Я мельком смотрю на Рингер. Ее щеки цвета слоновой кости разрумянились от холода. Рингер неразговорчивая девчонка, но молчит она не так, как Кекс. В ее молчании есть напряжение, от которого становится не по себе. Ее взгляд будто вспарывает тебя, он острый, как хирургические ножи Дамбо.
– Если ты не просился на эту должность, значит, тебе на нее плевать. Так отчего бы мне не занять ее?
– Откуда у тебя такие амбиции?
– Отдавать приказы – лучший шанс выжить.
Мы бежим от плаца к парковке у больницы и дальше к подъездной дороге на аэродром. Теперь перед нами трубы электростанции. Они продолжают изрыгать в небо черный и серый дым.
– Давай так: ты помогаешь мне, мы выигрываем, и я отступаю, – предлагаю я.
Это предложение ничего не стоит. Мы новобранцы. Не мы выбираем себе командира, его назначает сержант Резник. И я понимаю, что дело вовсе не в том, кто из нас командир. Дело в том, кто из нас станет сержантом в действующей армии. Должность командира группы не гарантирует продвижение, но и не помешает, если что.
У нас над головой стрекочет «Блэк хоук». Возвращается с ночного патрулирования.
– Никогда не думал, как у них это получилось? – спрашивает Рингер, глядя на вертолет, уходящий вправо от нас, к посадочной площадке. – Как у них все заработало после электромагнитного импульса?
– Нет, – честно отвечаю я. – А ты что думаешь?
Рингер выдыхает белые облачка в холодный воздух.
– Подземные бункеры, наверняка подземные бункеры. Или…
– Или что?
Рингер трясет головой и раздувает красные от холода щеки, а черные волосы, подсвеченные утренним солнцем, раскачиваются у нее за спиной.
– Это бредовая идея, Зомби, – наконец говорит она. – Ладно, звезда футбола, давай посмотрим, на что ты способен.
Я на четыре дюйма выше, на один мой шаг приходится два ее шага, так что я выигрываю.
С трудом.
Днем на стрельбах Умпа управляет мишенями. Рингер молча наблюдает за тем, как я расстреливаю несколько обойм, а потом выносит заключение эксперта:
– Кошмар.
– Кошмар – моя стихия, на то я и Зомби. – Я выдаю свою лучшую улыбку.
До прибытия инопланетян я славился своей улыбкой. Без хвастовства скажу: я опасался улыбаться за рулем. Моя улыбка могла ослепить водителя встречной машины. Только на Рингер она никак не действовала, эта девчонка даже не зажмурилась.
– Техника у тебя хорошая. Что происходит, когда ты стреляешь?

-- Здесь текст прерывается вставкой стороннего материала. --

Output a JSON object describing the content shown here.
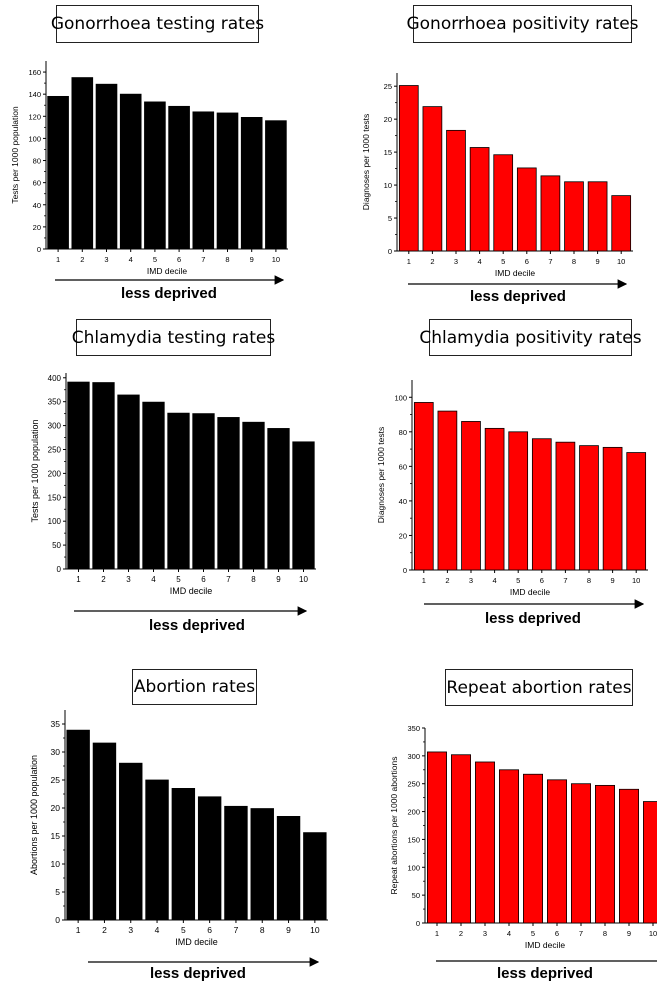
{
  "arrow_label": "less deprived",
  "chart_data": [
    {
      "type": "bar",
      "title": "Gonorrhoea testing rates",
      "xlabel": "IMD decile",
      "ylabel": "Tests per 1000 population",
      "categories": [
        "1",
        "2",
        "3",
        "4",
        "5",
        "6",
        "7",
        "8",
        "9",
        "10"
      ],
      "values": [
        138,
        155,
        149,
        140,
        133,
        129,
        124,
        123,
        119,
        116
      ],
      "ylim": [
        0,
        170
      ],
      "yticks": [
        0,
        20,
        40,
        60,
        80,
        100,
        120,
        140,
        160
      ],
      "bar_color": "#000000"
    },
    {
      "type": "bar",
      "title": "Gonorrhoea positivity rates",
      "xlabel": "IMD decile",
      "ylabel": "Diagnoses per 1000 tests",
      "categories": [
        "1",
        "2",
        "3",
        "4",
        "5",
        "6",
        "7",
        "8",
        "9",
        "10"
      ],
      "values": [
        25.1,
        21.9,
        18.3,
        15.7,
        14.6,
        12.6,
        11.4,
        10.5,
        10.5,
        8.4
      ],
      "ylim": [
        0,
        27
      ],
      "yticks": [
        0,
        5,
        10,
        15,
        20,
        25
      ],
      "bar_color": "#ff0000"
    },
    {
      "type": "bar",
      "title": "Chlamydia testing rates",
      "xlabel": "IMD decile",
      "ylabel": "Tests per 1000 population",
      "categories": [
        "1",
        "2",
        "3",
        "4",
        "5",
        "6",
        "7",
        "8",
        "9",
        "10"
      ],
      "values": [
        391,
        390,
        364,
        349,
        326,
        325,
        317,
        307,
        294,
        266
      ],
      "ylim": [
        0,
        410
      ],
      "yticks": [
        0,
        50,
        100,
        150,
        200,
        250,
        300,
        350,
        400
      ],
      "bar_color": "#000000"
    },
    {
      "type": "bar",
      "title": "Chlamydia positivity rates",
      "xlabel": "IMD decile",
      "ylabel": "Diagnoses per 1000 tests",
      "categories": [
        "1",
        "2",
        "3",
        "4",
        "5",
        "6",
        "7",
        "8",
        "9",
        "10"
      ],
      "values": [
        97,
        92,
        86,
        82,
        80,
        76,
        74,
        72,
        71,
        68
      ],
      "ylim": [
        0,
        110
      ],
      "yticks": [
        0,
        20,
        40,
        60,
        80,
        100
      ],
      "bar_color": "#ff0000"
    },
    {
      "type": "bar",
      "title": "Abortion rates",
      "xlabel": "IMD decile",
      "ylabel": "Abortions per 1000 population",
      "categories": [
        "1",
        "2",
        "3",
        "4",
        "5",
        "6",
        "7",
        "8",
        "9",
        "10"
      ],
      "values": [
        33.9,
        31.6,
        28.0,
        25.0,
        23.5,
        22.0,
        20.3,
        19.9,
        18.5,
        15.6
      ],
      "ylim": [
        0,
        37.5
      ],
      "yticks": [
        0,
        5,
        10,
        15,
        20,
        25,
        30,
        35
      ],
      "bar_color": "#000000"
    },
    {
      "type": "bar",
      "title": "Repeat abortion rates",
      "xlabel": "IMD decile",
      "ylabel": "Repeat abortions per 1000 abortions",
      "categories": [
        "1",
        "2",
        "3",
        "4",
        "5",
        "6",
        "7",
        "8",
        "9",
        "10"
      ],
      "values": [
        307,
        302,
        289,
        275,
        267,
        257,
        250,
        247,
        240,
        218
      ],
      "ylim": [
        0,
        350
      ],
      "yticks": [
        0,
        50,
        100,
        150,
        200,
        250,
        300,
        350
      ],
      "bar_color": "#ff0000"
    }
  ]
}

– Вообще говоря, я промахиваюсь.
Рингер качает головой. Кстати об улыбках, я еще не видел, как она улыбается, так что поставил перед собой цель – заставить ее улыбнуться. Это, конечно, в духе Бена, а не Зомби, но от старой привычки так просто не избавишься.
– Я имею в виду, что происходит между тобой и мишенью, – говорит Рингер.
Что-что?
– Ну, когда она появляется…
– Нет. Я говорю о том, что происходит между вот этим, – она прикасается к моей правой руке, – и вон тем, – и она показывает на мишень в двадцати ярдах от нас.
– Я не понимаю, Рингер.
– Твое оружие должно стать частью тебя. Стреляет не винтовка, ты стреляешь. Это как дуть на одуванчик. Ты выдыхаешь пулю.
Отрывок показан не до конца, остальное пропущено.